Friday, June 12, 2015

Lesson Learned ... Again

After being in the hospital for three days, I came home to this lovely reorder of an Art Gallery fabric in the Hello, Bear line by designer Bonnie Christine.  This fabric is my new crush, and I cannot cut into it unless I know I have more coming. 
But that's not the lesson.  (Note:  stop reading if you don't want the details...)  Last Tuesday I had an upper GI scope to see what's up with a recurring issue with my esophagus.  I came home that same morning, but later in the day my throat began to rage.  We called the doctor; he sent us to the ER and called the ER to explain what I needed.  A CT scan was performed, I think to make sure that there wasn't any damage done during the dilation.  The ER doc gave me the good news - my throat was fine.  But the bad news - pulmonary embolisms in both lungs.  And so I was admitted to LaGrange that evening (and I was just thinking I would go to the ER and get some good pain drugs).  A venous Doplar that same evening revealed blood clots in my legs.  My fabulous doctor Prachi Patel came to the ER and has helped navigate my way with the GI and pulmonologist.   IV Heparin to thin my blood, Lovanox injections for the next two weeks, and an oral regimin of Warfarin.  And I am home and able to resume my normal activities (and when I am doing a lot of sitting, I must put on compression stockings - lovely white open-toed thigh-high stockings).  I'll see Dr. Patel Monday morning. 
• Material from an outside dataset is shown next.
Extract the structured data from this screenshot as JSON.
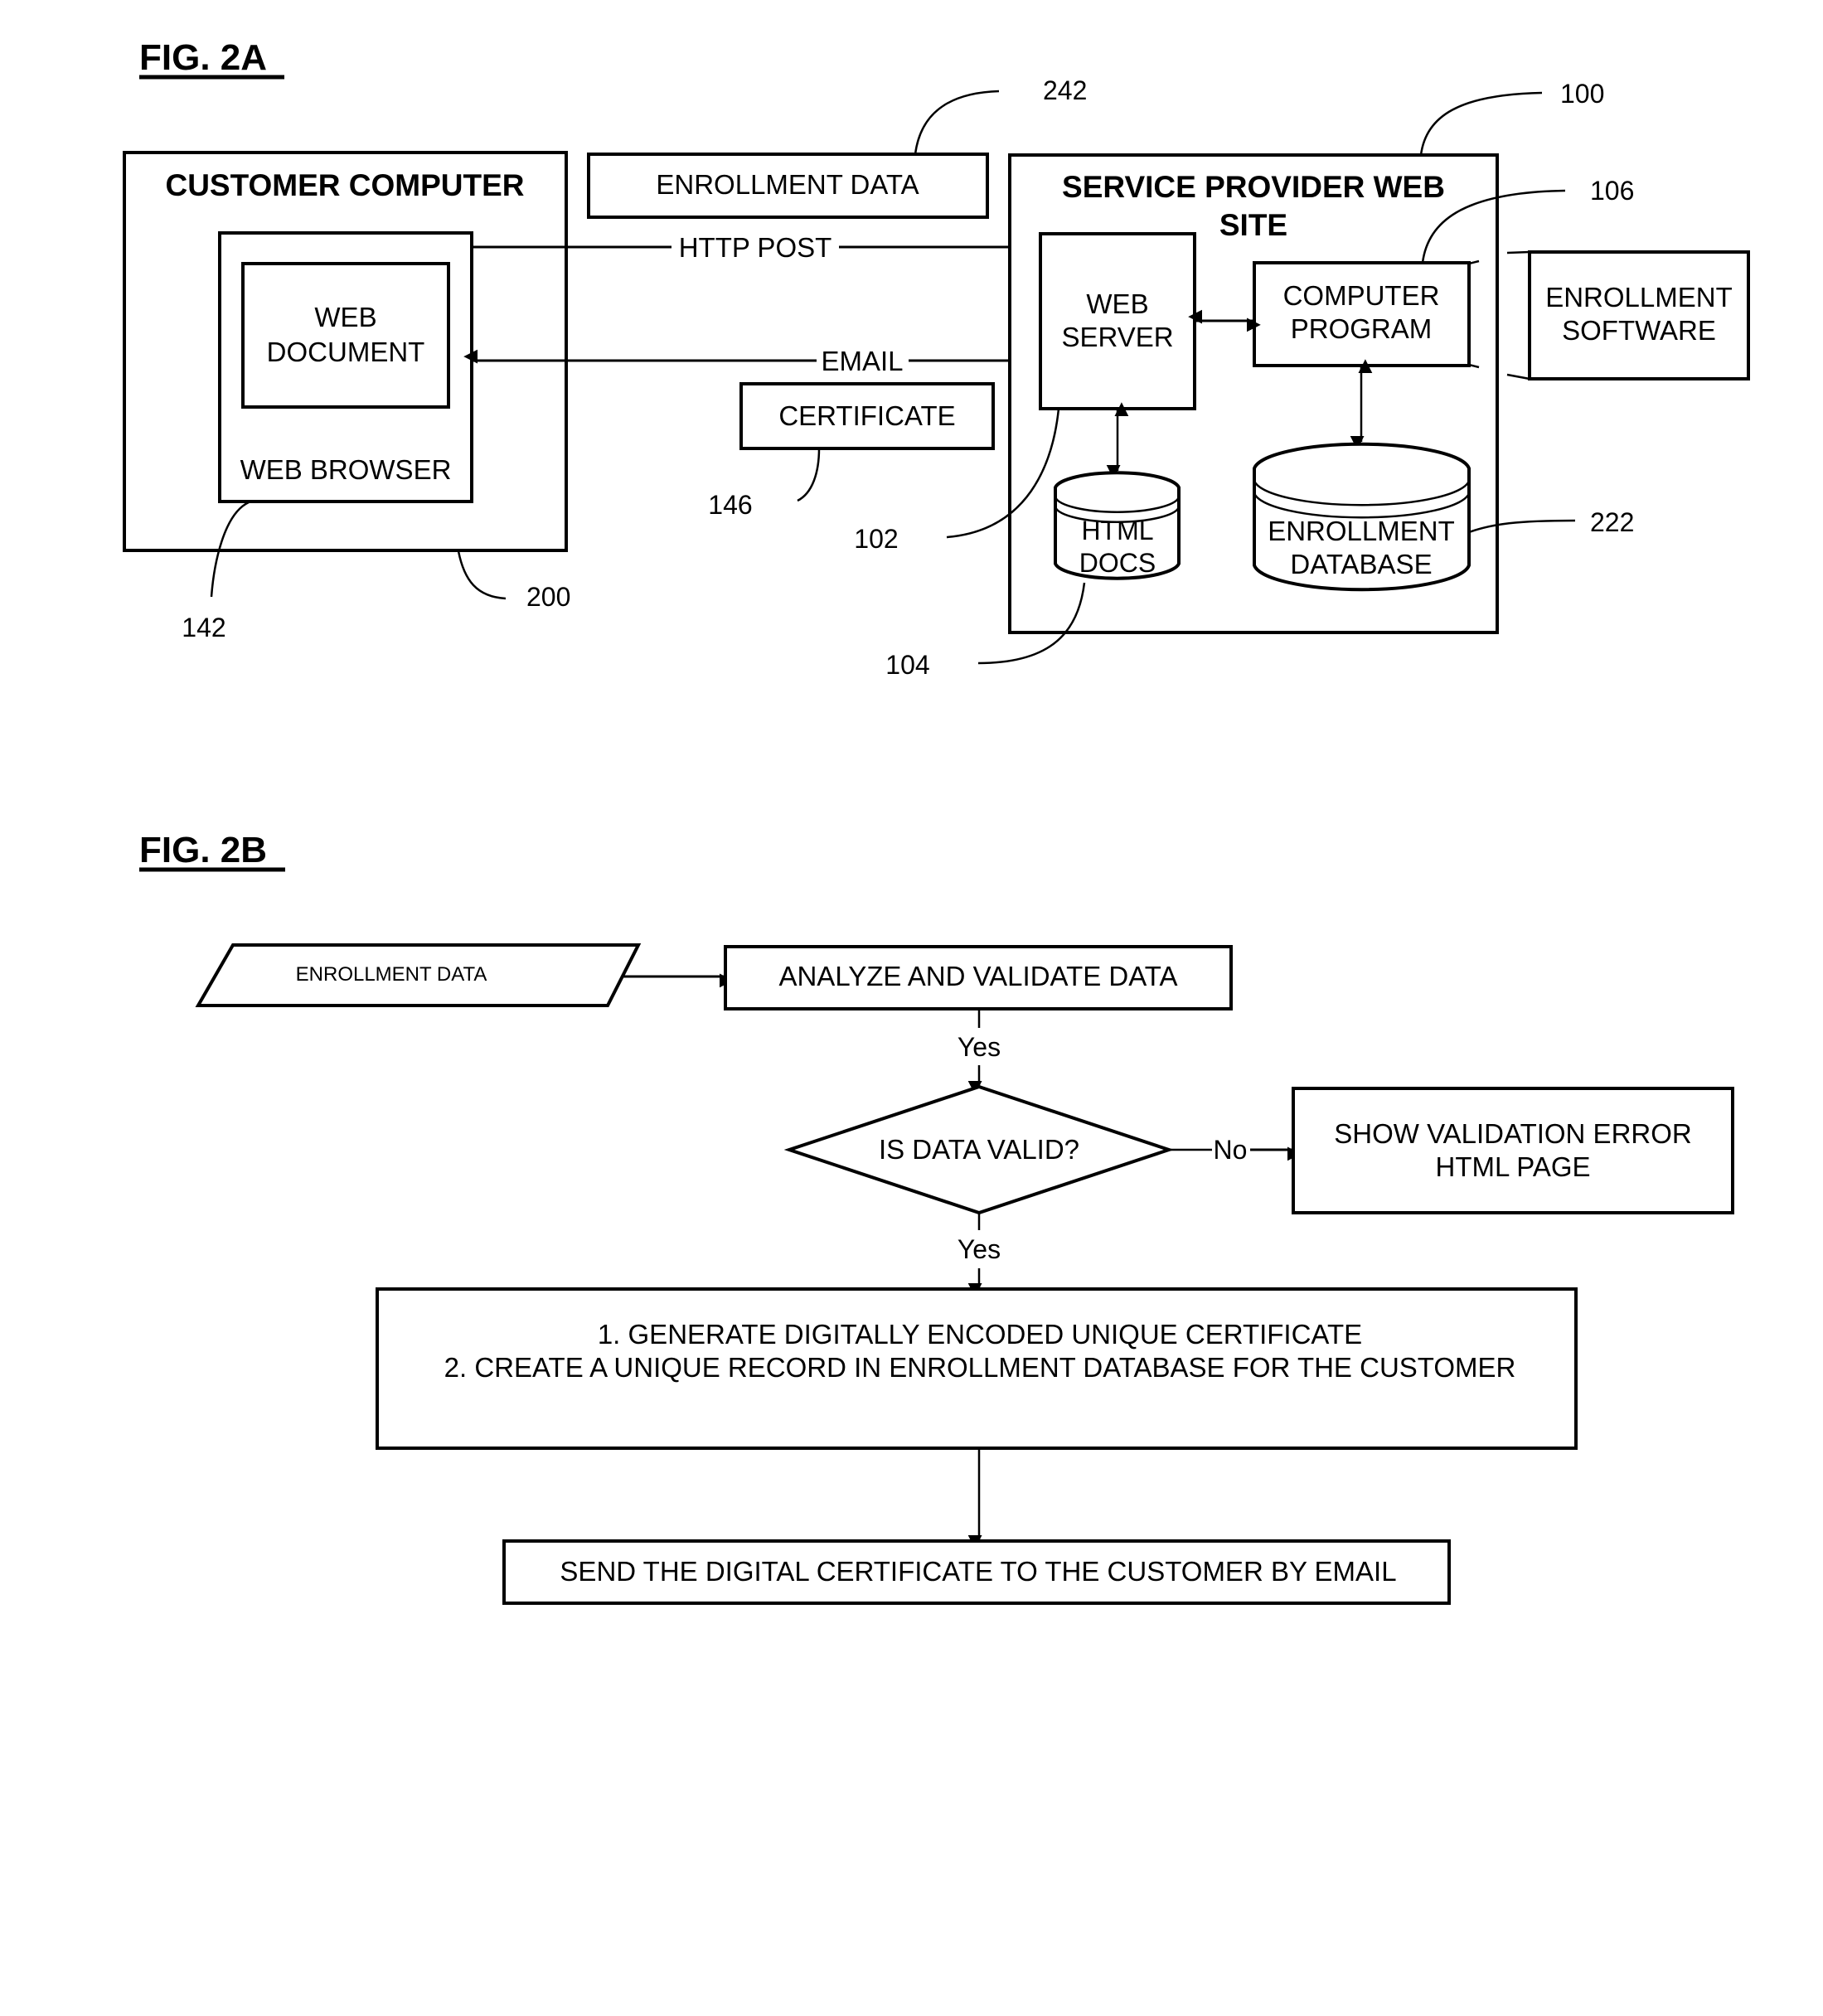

So, the lesson?  I had to ask John to go into my closet and get some pj's and t-shirts and various toiletries.  He found what I needed, but I could see the judgment in his eyes about what a mess I function in.  Last New Year's I was going to spent 10 minutes a day in my closet.  That lasted three days.  And so now I am horrified by how I have been ignoring something I tried to help my mom with the last 15 years of her life:  if you bring something in the house, then something else has to leave. 

In the past two hours I've been on a tear and will continue over the next few days to be ruthless.  I either wear it or it goes out.  I'm feeling lighter already...  Below are two Hazel Hipsters I finished last Monday and a new t-shirt quilt in the making.  Back to my closet!

Wednesday, June 3, 2015

The Small, Happy Life

This title isn't mine. It's David Brooks's title of a short commentary in the New York Times, published on May 28. This commentary is about how people define their purpose in life - and how they found it.  Read it.  It's short and good.
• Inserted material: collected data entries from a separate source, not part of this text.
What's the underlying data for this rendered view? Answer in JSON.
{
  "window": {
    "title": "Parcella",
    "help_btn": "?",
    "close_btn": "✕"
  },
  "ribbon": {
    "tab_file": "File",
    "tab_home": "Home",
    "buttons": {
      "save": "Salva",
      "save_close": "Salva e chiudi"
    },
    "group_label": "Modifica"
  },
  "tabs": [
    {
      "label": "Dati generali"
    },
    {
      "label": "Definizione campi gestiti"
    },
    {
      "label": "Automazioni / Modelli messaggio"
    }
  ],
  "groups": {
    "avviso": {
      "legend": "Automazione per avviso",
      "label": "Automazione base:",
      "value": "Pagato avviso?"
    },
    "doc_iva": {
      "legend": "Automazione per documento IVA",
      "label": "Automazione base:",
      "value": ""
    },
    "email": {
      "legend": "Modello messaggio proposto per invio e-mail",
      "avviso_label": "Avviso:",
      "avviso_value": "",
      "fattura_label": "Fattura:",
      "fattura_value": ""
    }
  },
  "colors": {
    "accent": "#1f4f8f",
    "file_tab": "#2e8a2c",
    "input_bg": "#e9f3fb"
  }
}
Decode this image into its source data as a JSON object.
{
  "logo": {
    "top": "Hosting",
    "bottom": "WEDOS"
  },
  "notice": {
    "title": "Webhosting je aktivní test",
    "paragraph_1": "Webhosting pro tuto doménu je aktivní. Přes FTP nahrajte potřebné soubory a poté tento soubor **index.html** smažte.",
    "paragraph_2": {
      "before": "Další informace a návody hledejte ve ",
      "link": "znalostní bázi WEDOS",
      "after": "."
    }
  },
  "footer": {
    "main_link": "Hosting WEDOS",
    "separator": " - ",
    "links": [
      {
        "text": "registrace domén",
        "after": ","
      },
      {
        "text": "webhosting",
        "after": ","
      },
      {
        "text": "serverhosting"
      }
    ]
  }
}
So today my purpose in life?  To make the world prettier one purse at a time.  Hardly a lofty purpose, but for today it's mine. 
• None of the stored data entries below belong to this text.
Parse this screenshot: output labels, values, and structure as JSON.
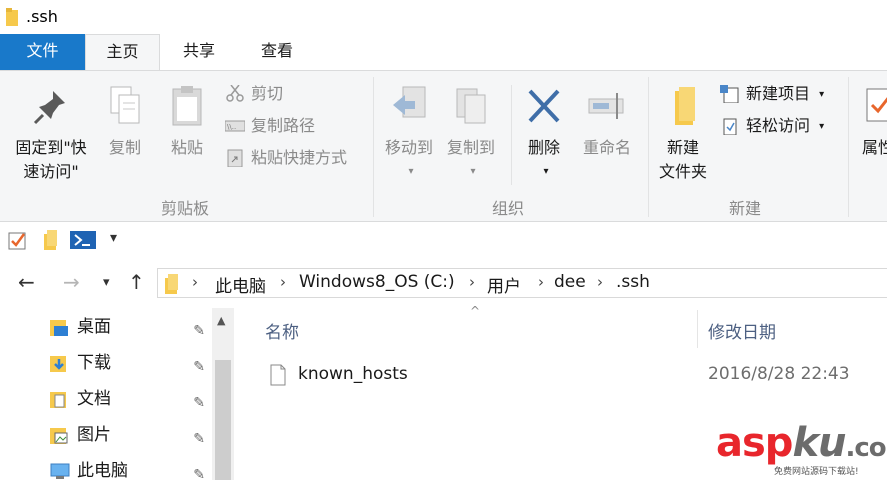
{
  "window": {
    "title": ".ssh"
  },
  "tabs": [
    {
      "label": "文件"
    },
    {
      "label": "主页"
    },
    {
      "label": "共享"
    },
    {
      "label": "查看"
    }
  ],
  "ribbon": {
    "clipboard": {
      "label": "剪贴板",
      "pin_quick_access": {
        "line1": "固定到\"快",
        "line2": "速访问\""
      },
      "copy": "复制",
      "paste": "粘贴",
      "cut": "剪切",
      "copy_path": "复制路径",
      "paste_shortcut": "粘贴快捷方式"
    },
    "organize": {
      "label": "组织",
      "move_to": "移动到",
      "copy_to": "复制到",
      "delete": "删除",
      "rename": "重命名"
    },
    "new": {
      "label": "新建",
      "new_folder": {
        "line1": "新建",
        "line2": "文件夹"
      },
      "new_item": "新建项目",
      "easy_access": "轻松访问"
    },
    "open": {
      "properties": "属性"
    }
  },
  "breadcrumb": [
    "此电脑",
    "Windows8_OS (C:)",
    "用户",
    "dee",
    ".ssh"
  ],
  "nav_pane": [
    {
      "label": "桌面",
      "icon": "desktop-folder-icon"
    },
    {
      "label": "下载",
      "icon": "downloads-folder-icon"
    },
    {
      "label": "文档",
      "icon": "documents-folder-icon"
    },
    {
      "label": "图片",
      "icon": "pictures-folder-icon"
    },
    {
      "label": "此电脑",
      "icon": "computer-icon"
    }
  ],
  "columns": {
    "name": "名称",
    "modified": "修改日期"
  },
  "files": [
    {
      "name": "known_hosts",
      "modified": "2016/8/28 22:43"
    }
  ],
  "watermark": {
    "text_a": "asp",
    "text_b": "ku",
    "text_c": ".com",
    "sub": "免费网站源码下载站!"
  },
  "colors": {
    "file_tab": "#1979ca",
    "ribbon_bg": "#f5f6f7",
    "folder": "#f6c94c",
    "delete_x": "#3f6ea8"
  }
}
These bags are Hazel Hipsters

Tuesday, June 2, 2015

A Happy Girl

 This is Colette.  She just graduated from Lyons Township, and she is happy.  While she is happy for many reasons, in these pictures she is happy because of a quilt her mom gave to her.  For a couple of years Colette's mom has been playing dumb whenever Colette would ask about  certain t-shirts.  "Gee, I don't know what happened to it..." 

While I know my quilting is important, to get an email and these pictures from Colette's mom on the same day as the graduation party was a neat treat.  Janice said her daughter kept saying repeatedly how much she loves this quilt.  Part of the charm of this quilt is that these meaningful t-shirts have all been used and are nicely soft.  The other part of its charm is the batting and long-arm quilting done by Terri and Frank Karls.  This quilt is soft and a perfect weight.  It also helped that the temperatures were in the 40's when Colette received her quilt.